Did you know that one out of every five women experiences pain during intercourse? But did you also know that this common problem is on you shouldn’t have to live with?
If you are experiencing painful sex (dyspareunia) it’s important to see your healthcare professional and seek treatment. Before you can seek treatment, however, you need to know what’s causing your pain. So, let’s take a look: what are some common triggers of painful sex?
5 Reasons Sex May be Painful
Certain hormonal changes, like the ones that come when you breastfeed or enter menopause, can leave you with vaginal dryness. If this is the case for you, adding lubricant can help make intercourse comfortable again.
2. Medical Conditions
There are several health problems that can make sex extremely painful. Some of the most common causes for painful sex include Uterine fibroids , Endometriosis, Pelvic inflammatory disease, IBS and Sexually transmitted infections.
3. Tight Muscles
If you’ve never been able to have sex without pain, you may have primary vaginismus, a condition in which the muscles of your vaginal canal spasm during intercourse, making penetration painful, if not impossible.
4. New Muscle Spasms
If painful sex is new to you, you still may have vaginismus. But your vaginal spasms could be triggered by secondary vaginismus if you’ve previously been able to enjoy sex without pain. This is a condition that impacts between 5 and 17% of women. And, while there’s no clear cause for this condition, it is often triggered by a difficult labor and delivery process, a vaginal infection or endometriosis.
5. Burning issues
Some women experience burning pain in their vaginal openings. If there’s no clear trigger for this pain you will likely be diagnosed with vulvodynia. Many women with this condition are in so much pain, they aren’t even able to use tampons without discomfort.
Discussing Painful Sex with your Partner
When sex hurts, it’s hard for you. But it’s also hard on your partner and your relationship. If you’re dealing with this problem, intimacy is still possible. You and your partner just need to talk openly and honestly. Here are some tips for making that conversation easier.
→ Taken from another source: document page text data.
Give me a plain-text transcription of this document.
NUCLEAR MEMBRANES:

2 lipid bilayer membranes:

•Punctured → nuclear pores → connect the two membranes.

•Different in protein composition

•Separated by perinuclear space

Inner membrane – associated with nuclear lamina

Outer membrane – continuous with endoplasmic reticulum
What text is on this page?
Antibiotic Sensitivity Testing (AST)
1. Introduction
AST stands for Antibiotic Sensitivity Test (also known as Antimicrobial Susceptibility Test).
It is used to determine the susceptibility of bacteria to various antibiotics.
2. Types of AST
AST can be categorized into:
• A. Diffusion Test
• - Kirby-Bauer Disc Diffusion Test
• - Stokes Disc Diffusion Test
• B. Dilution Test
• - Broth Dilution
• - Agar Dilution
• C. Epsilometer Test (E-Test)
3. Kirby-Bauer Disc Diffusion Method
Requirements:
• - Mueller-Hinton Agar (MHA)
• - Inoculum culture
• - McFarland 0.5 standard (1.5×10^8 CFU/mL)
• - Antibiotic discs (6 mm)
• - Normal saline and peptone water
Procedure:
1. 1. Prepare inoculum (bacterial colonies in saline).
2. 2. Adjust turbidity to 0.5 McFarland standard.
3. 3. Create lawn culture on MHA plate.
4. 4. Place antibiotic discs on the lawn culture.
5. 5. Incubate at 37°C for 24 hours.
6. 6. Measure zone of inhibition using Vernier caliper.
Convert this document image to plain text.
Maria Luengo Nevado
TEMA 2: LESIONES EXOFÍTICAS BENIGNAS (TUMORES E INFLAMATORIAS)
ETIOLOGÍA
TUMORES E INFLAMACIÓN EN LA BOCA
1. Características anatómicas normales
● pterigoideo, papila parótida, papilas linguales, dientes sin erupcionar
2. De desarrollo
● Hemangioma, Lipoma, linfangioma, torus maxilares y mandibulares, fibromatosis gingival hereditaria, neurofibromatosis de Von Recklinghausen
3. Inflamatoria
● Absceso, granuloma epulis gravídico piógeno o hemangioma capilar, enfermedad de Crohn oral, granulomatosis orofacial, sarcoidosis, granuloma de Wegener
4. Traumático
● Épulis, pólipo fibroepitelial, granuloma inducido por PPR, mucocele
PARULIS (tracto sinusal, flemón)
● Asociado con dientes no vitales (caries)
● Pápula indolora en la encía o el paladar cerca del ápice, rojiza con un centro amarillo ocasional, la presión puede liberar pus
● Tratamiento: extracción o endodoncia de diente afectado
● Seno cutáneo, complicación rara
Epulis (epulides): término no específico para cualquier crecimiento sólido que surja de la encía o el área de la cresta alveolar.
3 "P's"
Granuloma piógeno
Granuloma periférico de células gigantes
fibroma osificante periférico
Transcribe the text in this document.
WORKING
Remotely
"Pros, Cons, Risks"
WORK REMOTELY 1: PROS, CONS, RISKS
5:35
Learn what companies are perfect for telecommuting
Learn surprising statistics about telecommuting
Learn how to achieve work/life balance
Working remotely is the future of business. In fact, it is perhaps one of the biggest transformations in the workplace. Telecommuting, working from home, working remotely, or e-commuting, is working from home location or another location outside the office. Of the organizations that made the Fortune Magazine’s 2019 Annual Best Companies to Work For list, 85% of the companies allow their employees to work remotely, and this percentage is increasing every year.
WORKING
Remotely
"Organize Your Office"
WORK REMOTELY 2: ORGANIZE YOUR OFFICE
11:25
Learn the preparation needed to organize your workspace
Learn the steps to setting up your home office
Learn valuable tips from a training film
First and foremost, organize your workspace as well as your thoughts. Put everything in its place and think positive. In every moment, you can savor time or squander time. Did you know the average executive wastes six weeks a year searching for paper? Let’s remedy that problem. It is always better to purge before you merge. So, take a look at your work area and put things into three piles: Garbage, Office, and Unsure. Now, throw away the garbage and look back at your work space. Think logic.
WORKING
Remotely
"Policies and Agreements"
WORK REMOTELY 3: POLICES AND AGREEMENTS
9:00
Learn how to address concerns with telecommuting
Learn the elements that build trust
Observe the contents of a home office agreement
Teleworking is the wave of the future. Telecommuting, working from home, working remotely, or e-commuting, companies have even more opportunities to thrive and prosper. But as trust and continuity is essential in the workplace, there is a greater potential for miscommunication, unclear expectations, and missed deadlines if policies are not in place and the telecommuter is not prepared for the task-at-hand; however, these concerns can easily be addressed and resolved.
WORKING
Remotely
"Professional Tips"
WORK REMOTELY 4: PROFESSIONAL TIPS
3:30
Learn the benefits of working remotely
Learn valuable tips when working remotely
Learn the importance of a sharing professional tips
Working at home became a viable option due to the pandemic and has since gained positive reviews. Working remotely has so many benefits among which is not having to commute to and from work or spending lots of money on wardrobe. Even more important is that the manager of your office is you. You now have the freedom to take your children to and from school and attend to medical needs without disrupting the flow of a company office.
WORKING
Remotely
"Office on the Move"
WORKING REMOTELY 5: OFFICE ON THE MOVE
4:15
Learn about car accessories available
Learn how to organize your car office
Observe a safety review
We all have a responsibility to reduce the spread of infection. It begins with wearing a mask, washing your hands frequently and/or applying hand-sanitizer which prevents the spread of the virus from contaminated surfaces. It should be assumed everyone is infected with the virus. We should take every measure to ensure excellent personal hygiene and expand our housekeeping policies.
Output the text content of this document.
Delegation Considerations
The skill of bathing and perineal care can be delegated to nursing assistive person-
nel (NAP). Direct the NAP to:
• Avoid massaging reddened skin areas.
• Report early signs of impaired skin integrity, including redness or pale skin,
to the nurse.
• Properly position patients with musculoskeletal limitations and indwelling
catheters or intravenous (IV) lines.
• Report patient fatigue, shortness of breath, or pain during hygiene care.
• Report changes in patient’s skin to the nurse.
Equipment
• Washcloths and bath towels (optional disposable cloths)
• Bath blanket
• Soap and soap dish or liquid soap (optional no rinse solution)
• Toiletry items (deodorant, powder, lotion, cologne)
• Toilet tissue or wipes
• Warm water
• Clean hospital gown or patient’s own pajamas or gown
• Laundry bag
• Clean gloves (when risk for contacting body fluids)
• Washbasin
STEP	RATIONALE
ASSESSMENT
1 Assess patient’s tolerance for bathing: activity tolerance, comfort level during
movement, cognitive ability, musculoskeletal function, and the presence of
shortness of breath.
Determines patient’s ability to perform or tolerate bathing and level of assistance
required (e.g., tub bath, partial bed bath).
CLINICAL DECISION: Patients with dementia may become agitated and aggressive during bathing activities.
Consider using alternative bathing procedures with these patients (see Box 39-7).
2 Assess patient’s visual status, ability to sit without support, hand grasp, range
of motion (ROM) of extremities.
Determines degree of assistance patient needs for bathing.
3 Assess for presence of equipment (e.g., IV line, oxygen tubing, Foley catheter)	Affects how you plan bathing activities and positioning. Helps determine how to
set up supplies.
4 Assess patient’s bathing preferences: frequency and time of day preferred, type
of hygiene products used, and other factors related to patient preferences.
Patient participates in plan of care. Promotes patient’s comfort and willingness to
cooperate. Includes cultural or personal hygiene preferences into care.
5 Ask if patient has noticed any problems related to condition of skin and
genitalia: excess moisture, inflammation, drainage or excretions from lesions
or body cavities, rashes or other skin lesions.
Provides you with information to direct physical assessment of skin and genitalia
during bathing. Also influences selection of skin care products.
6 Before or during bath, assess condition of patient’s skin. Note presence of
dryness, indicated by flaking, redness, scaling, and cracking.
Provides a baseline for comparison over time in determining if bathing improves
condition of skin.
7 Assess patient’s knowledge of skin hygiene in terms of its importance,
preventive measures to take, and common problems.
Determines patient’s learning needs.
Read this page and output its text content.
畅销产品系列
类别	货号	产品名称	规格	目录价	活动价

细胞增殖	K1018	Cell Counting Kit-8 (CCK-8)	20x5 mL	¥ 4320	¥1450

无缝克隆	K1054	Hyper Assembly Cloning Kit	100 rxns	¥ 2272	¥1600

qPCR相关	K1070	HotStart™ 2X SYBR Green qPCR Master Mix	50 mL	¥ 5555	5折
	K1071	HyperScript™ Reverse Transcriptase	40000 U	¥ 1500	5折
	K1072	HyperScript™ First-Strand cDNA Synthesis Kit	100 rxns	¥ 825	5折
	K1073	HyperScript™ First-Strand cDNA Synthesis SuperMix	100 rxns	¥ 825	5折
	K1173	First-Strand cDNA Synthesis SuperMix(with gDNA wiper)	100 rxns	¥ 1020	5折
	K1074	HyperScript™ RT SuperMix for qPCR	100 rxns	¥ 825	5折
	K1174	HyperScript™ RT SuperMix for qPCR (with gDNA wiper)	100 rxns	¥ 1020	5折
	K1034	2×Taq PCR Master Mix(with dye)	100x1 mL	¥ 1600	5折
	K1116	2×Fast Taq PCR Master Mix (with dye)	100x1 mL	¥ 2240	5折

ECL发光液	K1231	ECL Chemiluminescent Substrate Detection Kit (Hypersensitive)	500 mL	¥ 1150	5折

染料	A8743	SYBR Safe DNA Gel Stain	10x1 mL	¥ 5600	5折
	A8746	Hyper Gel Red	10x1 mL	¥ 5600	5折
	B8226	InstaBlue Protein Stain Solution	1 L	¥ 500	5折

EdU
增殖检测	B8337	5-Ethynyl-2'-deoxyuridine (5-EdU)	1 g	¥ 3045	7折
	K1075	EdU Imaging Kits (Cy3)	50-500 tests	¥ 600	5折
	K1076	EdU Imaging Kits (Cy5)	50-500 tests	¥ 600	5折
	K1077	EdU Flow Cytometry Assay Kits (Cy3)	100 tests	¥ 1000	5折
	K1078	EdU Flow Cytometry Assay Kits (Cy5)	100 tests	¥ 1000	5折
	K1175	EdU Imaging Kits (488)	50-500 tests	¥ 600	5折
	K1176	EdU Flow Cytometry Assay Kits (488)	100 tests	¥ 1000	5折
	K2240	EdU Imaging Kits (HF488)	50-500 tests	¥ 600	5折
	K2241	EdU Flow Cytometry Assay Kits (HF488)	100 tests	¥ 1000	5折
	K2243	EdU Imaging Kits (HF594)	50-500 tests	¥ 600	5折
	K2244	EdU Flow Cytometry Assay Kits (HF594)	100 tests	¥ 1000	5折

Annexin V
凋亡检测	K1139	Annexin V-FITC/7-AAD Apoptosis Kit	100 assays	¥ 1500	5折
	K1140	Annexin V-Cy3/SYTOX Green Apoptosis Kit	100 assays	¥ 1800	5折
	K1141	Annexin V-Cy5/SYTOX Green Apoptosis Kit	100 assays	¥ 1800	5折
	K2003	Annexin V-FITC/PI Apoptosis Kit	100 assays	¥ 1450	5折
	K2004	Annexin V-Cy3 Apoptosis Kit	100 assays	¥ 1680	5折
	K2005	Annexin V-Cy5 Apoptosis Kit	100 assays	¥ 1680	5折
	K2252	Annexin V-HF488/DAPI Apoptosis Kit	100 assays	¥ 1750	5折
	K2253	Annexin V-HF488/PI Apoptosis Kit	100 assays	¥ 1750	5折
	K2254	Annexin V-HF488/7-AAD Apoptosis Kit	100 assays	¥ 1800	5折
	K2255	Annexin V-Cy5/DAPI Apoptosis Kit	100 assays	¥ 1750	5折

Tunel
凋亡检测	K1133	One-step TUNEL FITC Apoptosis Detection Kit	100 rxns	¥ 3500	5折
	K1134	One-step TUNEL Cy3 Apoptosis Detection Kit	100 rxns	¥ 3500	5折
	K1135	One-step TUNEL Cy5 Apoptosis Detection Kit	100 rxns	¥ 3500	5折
First off, you should dedicate a specific time to talk. Remove all distractions like phones so you can truly focus on each other. Next, explain as much as you know about what’s causing your painful sex. You could talk about the physical and emotional impact, and emphasize that as a result, you are less interested in sex, not in your partner.
Also, if it’s helpful, bring your partner to your doctor’s appointment, so he or she can bring up questions and concerns. This could also help you feel like a united team.
How Can I Put a Stop to Painful Sex
With the right diagnosis and treatment plan, sex should stop hurting. In order to get that diagnosis, be open with your partner and your healthcare provider. And if you realize that uterine fibroids are to blame for your painful intercourse, seeking treatment should help you enjoy intimacy once again. But, before seeking that treatment, make sure you consider all your treatment options: especially minimally invasive treatments like Uterine Fibroid Embolization.